# New 30qbhsle



## BigCTD (Jul 12, 2008)

Hi All,
First I would like to thank some members who have already helped me out with my new Outback. Egregg57 and wolfwood both recommended highly a local rv dealer. We picked up the new trailer last night, despite the tornadoes(unconfirmed) that caused much damage in NH. We have been RV'ing for many years now, we had a Coachmen for 10 years, I picked up an Outback 23rs last year for a good price. Decided to go bigger this year so we traded the 23rs for the 30QBHSLE. My original intent was to sell the 23rs to put towards the new trailer, however nobody was willing to pay 11,000 for it, so I traded it. I have been looking at different makes for the last year and my choices came down to Jayco or Outback, so far I am very pleased with the Outback. I would recommend to anyone living in or around NH to check out Campers Inn in Kingston, so far I am very pleased with the dealership. I felt they gave me a good trade in value and I was very happy with the overall purchase. If you go there talk with Rick Gage and tell him the Moser's sent you, you will not be sorry.

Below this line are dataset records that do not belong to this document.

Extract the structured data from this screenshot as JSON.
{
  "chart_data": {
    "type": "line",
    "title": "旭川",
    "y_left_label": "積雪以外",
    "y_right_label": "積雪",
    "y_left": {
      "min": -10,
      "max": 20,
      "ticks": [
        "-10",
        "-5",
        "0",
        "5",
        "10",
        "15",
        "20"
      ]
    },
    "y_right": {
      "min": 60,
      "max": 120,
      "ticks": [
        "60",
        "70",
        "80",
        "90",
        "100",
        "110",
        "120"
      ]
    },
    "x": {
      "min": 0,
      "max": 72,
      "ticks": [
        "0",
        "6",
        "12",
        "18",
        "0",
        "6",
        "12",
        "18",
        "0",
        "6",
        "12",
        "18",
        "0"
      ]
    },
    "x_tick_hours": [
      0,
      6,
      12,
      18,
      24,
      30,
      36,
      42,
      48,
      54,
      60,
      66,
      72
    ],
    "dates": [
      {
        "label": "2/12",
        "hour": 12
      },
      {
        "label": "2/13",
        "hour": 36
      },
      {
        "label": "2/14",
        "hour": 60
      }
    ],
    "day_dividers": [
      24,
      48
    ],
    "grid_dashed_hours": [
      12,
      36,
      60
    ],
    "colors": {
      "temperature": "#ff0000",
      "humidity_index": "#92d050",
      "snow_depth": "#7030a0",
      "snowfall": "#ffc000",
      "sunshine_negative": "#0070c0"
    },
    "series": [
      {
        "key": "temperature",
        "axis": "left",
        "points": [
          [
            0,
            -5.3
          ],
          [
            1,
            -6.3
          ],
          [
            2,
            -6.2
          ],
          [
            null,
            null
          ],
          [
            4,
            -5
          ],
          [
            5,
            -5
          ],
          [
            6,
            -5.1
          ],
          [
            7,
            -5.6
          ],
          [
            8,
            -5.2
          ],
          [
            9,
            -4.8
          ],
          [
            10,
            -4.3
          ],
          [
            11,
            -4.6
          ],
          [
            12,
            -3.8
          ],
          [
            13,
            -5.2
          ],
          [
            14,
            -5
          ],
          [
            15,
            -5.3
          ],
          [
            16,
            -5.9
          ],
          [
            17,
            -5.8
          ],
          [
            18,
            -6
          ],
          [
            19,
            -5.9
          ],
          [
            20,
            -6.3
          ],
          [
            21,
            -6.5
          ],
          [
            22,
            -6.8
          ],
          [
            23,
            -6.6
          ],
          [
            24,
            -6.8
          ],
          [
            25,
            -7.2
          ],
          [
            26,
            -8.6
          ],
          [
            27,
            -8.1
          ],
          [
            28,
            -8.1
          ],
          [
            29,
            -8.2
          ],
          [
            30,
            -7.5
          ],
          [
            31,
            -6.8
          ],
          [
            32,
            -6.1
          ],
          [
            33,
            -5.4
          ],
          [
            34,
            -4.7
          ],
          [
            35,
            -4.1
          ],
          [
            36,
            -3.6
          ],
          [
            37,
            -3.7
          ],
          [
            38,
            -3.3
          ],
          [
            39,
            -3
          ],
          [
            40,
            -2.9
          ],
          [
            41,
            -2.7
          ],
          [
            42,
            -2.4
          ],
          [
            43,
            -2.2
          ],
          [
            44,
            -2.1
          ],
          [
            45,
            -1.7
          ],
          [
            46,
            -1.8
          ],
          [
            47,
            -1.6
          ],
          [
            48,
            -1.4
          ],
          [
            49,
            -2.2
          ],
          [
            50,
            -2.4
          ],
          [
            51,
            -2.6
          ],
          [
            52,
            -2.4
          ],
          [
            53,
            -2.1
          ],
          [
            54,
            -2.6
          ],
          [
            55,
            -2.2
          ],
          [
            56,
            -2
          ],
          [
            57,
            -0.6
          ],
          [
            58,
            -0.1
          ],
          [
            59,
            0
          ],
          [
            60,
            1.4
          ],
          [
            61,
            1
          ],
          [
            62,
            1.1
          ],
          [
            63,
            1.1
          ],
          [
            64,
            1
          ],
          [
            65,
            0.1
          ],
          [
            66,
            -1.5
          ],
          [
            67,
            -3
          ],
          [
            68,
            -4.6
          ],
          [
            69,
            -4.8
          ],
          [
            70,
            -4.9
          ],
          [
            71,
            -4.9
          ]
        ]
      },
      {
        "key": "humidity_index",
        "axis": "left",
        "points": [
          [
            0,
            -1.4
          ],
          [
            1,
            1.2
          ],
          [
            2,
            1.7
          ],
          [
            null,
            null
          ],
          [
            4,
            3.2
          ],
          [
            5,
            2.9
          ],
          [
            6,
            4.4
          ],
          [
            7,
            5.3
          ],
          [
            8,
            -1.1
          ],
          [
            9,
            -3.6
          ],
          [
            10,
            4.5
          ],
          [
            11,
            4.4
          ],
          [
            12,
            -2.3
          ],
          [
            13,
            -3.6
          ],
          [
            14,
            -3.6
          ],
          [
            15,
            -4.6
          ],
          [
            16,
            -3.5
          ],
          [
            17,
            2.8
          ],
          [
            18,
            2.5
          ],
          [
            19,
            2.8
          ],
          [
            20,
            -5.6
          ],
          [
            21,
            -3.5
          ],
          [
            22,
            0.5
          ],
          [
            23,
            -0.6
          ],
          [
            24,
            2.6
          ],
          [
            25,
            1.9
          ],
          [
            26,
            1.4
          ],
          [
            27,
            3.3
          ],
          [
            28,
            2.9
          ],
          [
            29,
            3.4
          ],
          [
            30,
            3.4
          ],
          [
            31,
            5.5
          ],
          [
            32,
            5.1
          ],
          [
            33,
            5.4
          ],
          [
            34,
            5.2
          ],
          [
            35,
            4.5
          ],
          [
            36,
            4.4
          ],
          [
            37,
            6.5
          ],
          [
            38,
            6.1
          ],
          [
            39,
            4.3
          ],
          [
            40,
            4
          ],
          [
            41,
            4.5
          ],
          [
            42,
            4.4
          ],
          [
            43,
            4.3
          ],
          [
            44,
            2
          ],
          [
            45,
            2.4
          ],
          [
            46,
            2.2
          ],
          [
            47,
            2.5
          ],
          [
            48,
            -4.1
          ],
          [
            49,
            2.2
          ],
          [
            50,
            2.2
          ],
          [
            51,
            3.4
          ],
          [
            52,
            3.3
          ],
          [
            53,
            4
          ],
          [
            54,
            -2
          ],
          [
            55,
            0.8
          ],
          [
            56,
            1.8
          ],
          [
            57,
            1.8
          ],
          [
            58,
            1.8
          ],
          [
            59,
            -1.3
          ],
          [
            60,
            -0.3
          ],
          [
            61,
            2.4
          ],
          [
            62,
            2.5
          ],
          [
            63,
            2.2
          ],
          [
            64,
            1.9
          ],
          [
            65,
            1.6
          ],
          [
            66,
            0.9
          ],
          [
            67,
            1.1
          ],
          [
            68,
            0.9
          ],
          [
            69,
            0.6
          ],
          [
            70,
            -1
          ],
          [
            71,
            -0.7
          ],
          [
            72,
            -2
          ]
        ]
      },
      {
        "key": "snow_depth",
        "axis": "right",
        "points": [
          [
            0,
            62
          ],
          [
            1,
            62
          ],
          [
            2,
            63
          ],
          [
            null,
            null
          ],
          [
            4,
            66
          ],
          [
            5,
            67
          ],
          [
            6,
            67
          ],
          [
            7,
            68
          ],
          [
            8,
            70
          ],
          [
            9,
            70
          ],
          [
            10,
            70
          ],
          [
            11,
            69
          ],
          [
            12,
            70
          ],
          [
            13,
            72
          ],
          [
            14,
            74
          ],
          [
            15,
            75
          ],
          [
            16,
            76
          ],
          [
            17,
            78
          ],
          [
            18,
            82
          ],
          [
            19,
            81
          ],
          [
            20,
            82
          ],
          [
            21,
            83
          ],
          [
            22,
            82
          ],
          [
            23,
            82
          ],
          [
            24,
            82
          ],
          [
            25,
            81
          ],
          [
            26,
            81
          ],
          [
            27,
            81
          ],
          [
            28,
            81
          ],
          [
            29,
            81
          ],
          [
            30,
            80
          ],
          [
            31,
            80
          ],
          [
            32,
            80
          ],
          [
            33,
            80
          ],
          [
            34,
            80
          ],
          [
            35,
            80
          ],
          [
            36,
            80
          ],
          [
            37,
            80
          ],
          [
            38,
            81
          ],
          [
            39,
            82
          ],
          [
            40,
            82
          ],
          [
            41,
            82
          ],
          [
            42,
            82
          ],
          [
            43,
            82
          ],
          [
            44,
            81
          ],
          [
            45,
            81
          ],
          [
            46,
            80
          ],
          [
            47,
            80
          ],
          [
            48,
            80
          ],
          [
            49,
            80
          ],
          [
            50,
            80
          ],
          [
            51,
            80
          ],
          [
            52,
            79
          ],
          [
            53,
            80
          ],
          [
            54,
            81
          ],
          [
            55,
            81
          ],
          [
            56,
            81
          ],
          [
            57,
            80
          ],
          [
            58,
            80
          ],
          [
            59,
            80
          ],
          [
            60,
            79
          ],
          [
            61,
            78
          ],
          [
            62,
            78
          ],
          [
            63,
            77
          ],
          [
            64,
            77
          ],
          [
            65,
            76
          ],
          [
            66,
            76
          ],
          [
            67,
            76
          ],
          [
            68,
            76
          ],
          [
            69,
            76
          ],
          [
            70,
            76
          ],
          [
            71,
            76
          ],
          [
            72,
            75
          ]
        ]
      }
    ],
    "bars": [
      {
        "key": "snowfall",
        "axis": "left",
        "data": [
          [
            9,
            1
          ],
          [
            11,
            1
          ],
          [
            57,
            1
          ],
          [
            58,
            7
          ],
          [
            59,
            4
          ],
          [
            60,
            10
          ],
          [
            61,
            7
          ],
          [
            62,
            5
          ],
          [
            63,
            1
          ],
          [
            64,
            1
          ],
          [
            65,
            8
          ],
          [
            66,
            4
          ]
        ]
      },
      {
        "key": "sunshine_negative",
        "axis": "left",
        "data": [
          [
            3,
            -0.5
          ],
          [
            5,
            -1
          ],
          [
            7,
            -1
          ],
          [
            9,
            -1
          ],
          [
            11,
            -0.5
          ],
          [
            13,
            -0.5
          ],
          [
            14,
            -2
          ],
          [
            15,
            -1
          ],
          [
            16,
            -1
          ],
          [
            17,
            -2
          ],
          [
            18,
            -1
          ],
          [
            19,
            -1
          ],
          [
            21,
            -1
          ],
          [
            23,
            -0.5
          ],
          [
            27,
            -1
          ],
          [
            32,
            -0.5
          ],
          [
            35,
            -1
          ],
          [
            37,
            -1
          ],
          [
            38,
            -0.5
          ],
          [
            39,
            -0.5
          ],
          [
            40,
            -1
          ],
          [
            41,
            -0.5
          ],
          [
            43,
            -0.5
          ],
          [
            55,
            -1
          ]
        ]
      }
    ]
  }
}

Thanks again and I look forward to the many discussions on this forum.


----------



## Eagleeyes (Aug 1, 2007)

BigCTD said:


> Hi All,
> First I would like to thank some members who have already helped me out with my new Outback. Egregg57 and wolfwood both recommended highly a local rv dealer. We picked up the new trailer last night, despite the tornadoes(unconfirmed) that caused much damage in NH. We have been RV'ing for many years now, we had a Coachmen for 10 years, I picked up an Outback 23rs last year for a good price. Decided to go bigger this year so we traded the 23rs for the 30QBHSLE. My original intent was to sell the 23rs to put towards the new trailer, however nobody was willing to pay 11,000 for it, so I traded it. I have been looking at different makes for the last year and my choices came down to Jayco or Outback, so far I am very pleased with the Outback. I would recommend to anyone living in or around NH to check out Campers Inn in Kingston, so far I am very pleased with the dealership. I felt they gave me a good trade in value and I was very happy with the overall purchase. If you go there talk with Rick Gage and tell him the Moser's sent you, you will not be sorry.
> 
> Thanks again and I look forward to the many discussions on this forum.

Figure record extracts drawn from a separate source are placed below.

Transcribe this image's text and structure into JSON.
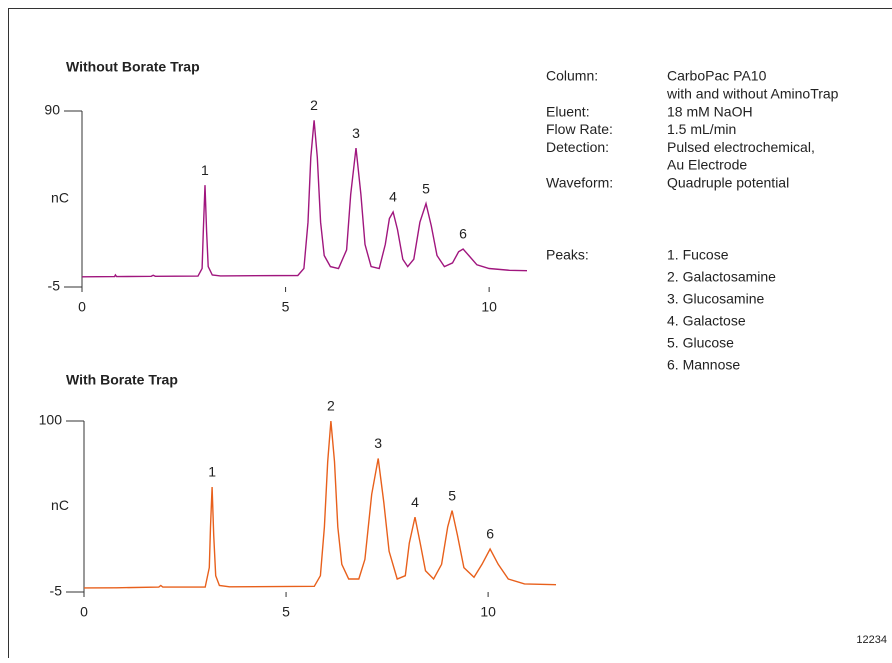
{
  "chart_data": [
    {
      "type": "line",
      "title": "Without Borate Trap",
      "ylabel": "nC",
      "color": "#a0167e",
      "xlim": [
        0,
        10.93
      ],
      "ylim": [
        -5,
        90
      ],
      "xticks": [
        0,
        5,
        10
      ],
      "yticks": [
        -5,
        90
      ],
      "x": [
        0,
        0.8,
        0.82,
        0.85,
        1.7,
        1.75,
        1.8,
        2.85,
        2.95,
        2.98,
        3.02,
        3.06,
        3.1,
        3.2,
        3.4,
        5.3,
        5.45,
        5.55,
        5.62,
        5.7,
        5.78,
        5.86,
        5.95,
        6.1,
        6.3,
        6.5,
        6.6,
        6.73,
        6.85,
        6.95,
        7.1,
        7.3,
        7.45,
        7.55,
        7.64,
        7.75,
        7.88,
        8.0,
        8.15,
        8.3,
        8.45,
        8.58,
        8.72,
        8.9,
        9.1,
        9.25,
        9.36,
        9.5,
        9.7,
        10.0,
        10.5,
        10.93
      ],
      "values": [
        0.5,
        0.6,
        1.5,
        0.6,
        0.8,
        1.3,
        0.8,
        0.9,
        5,
        25,
        50,
        25,
        6,
        1.5,
        1.0,
        1.2,
        5,
        30,
        65,
        85,
        65,
        30,
        12,
        6,
        5,
        15,
        45,
        70,
        45,
        18,
        6,
        5,
        18,
        32,
        35.5,
        26,
        10,
        6,
        10,
        30,
        40,
        28,
        12,
        6,
        8,
        14,
        15.5,
        12,
        7,
        5,
        4,
        3.8
      ],
      "annotations": [
        {
          "text": "1",
          "x": 3.02,
          "y": 50
        },
        {
          "text": "2",
          "x": 5.7,
          "y": 85
        },
        {
          "text": "3",
          "x": 6.73,
          "y": 70
        },
        {
          "text": "4",
          "x": 7.64,
          "y": 35.5
        },
        {
          "text": "5",
          "x": 8.45,
          "y": 40
        },
        {
          "text": "6",
          "x": 9.36,
          "y": 15.5
        }
      ]
    },
    {
      "type": "line",
      "title": "With Borate Trap",
      "ylabel": "nC",
      "color": "#e8601c",
      "xlim": [
        0,
        11.68
      ],
      "ylim": [
        -5,
        100
      ],
      "xticks": [
        0,
        5,
        10
      ],
      "yticks": [
        -5,
        100
      ],
      "x": [
        0,
        0.8,
        1.85,
        1.9,
        1.95,
        3.0,
        3.1,
        3.13,
        3.17,
        3.21,
        3.26,
        3.35,
        3.6,
        5.7,
        5.85,
        5.95,
        6.03,
        6.11,
        6.2,
        6.28,
        6.38,
        6.55,
        6.8,
        6.95,
        7.12,
        7.28,
        7.42,
        7.55,
        7.75,
        7.95,
        8.05,
        8.19,
        8.32,
        8.45,
        8.65,
        8.85,
        9.0,
        9.11,
        9.24,
        9.4,
        9.65,
        9.85,
        10.05,
        10.25,
        10.5,
        10.9,
        11.68
      ],
      "values": [
        -2.5,
        -2.4,
        -2,
        -1,
        -2,
        -2,
        10,
        35,
        59.5,
        30,
        5,
        -1,
        -1.8,
        -1.5,
        5,
        35,
        75,
        100,
        75,
        35,
        12,
        3,
        3,
        15,
        55,
        77,
        50,
        20,
        3,
        5,
        25,
        41,
        25,
        8,
        3,
        12,
        35,
        45,
        30,
        10,
        4,
        12,
        21.4,
        12,
        3,
        0,
        -0.5
      ],
      "annotations": [
        {
          "text": "1",
          "x": 3.17,
          "y": 59.5
        },
        {
          "text": "2",
          "x": 6.11,
          "y": 100
        },
        {
          "text": "3",
          "x": 7.28,
          "y": 77
        },
        {
          "text": "4",
          "x": 8.19,
          "y": 41
        },
        {
          "text": "5",
          "x": 9.11,
          "y": 45
        },
        {
          "text": "6",
          "x": 10.05,
          "y": 21.4
        }
      ]
    }
  ],
  "conditions": [
    {
      "label": "Column:",
      "lines": [
        "CarboPac PA10",
        "with and without AminoTrap"
      ]
    },
    {
      "label": "Eluent:",
      "lines": [
        "18 mM NaOH"
      ]
    },
    {
      "label": "Flow Rate:",
      "lines": [
        "1.5 mL/min"
      ]
    },
    {
      "label": "Detection:",
      "lines": [
        "Pulsed electrochemical,",
        "Au Electrode"
      ]
    },
    {
      "label": "Waveform:",
      "lines": [
        "Quadruple potential"
      ]
    }
  ],
  "peaks": {
    "label": "Peaks:",
    "items": [
      "1. Fucose",
      "2. Galactosamine",
      "3. Glucosamine",
      "4. Galactose",
      "5. Glucose",
      "6. Mannose"
    ]
  },
  "figure_number": "12234"
}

Welcome, and its always good to have another new englander in the group (even though you must be from New Hampshire...)








Bob


----------



## bradnjess (Mar 25, 2007)

Congrats on the new Outback. You really did go big. I saw your other post about trading your 23rs and wondered if you were going to tease us for a while about what you traded it in for. Have fun. When's the first outing?

Brad


----------



## egregg57 (Feb 13, 2006)

Eagleeyes said:


> Hi All,
> First I would like to thank some members who have already helped me out with my new Outback. Egregg57 and wolfwood both recommended highly a local rv dealer. We picked up the new trailer last night, despite the tornadoes(unconfirmed) that caused much damage in NH. We have been RV'ing for many years now, we had a Coachmen for 10 years, I picked up an Outback 23rs last year for a good price. Decided to go bigger this year so we traded the 23rs for the 30QBHSLE. My original intent was to sell the 23rs to put towards the new trailer, however nobody was willing to pay 11,000 for it, so I traded it. I have been looking at different makes for the last year and my choices came down to Jayco or Outback, so far I am very pleased with the Outback. I would recommend to anyone living in or around NH to check out Campers Inn in Kingston, so far I am very pleased with the dealership. I felt they gave me a good trade in value and I was very happy with the overall purchase. If you go there talk with Rick Gage and tell him the Moser's sent you, you will not be sorry.
> 
> Thanks again and I look forward to the many discussions on this forum.


Welcome, and its always good to have another new englander in the group (even though you must be from New Hampshire...)









Bob

[/quote]

HEY! HEY! HEY!!!!


----------



## russlg (Jul 21, 2008)

You lucky Dog You!! I am curious, if you would spill... What did they give you in trade?? was it less than 11g's?? What year was the 23rs??

Enjoy it!!!!

Russ


----------



## mswalt (Sep 14, 2004)

Congrats on the new Outback!

Enjoy.

Mark


----------



## skippershe (May 22, 2006)

CONGRATULATIONS!!


----------



## campfirenut (Aug 9, 2006)

CONGRATS on the new TT

Bob


----------



## Sayonara (Jul 23, 2007)

*WELCOME AND CONGRATS !!!*


----------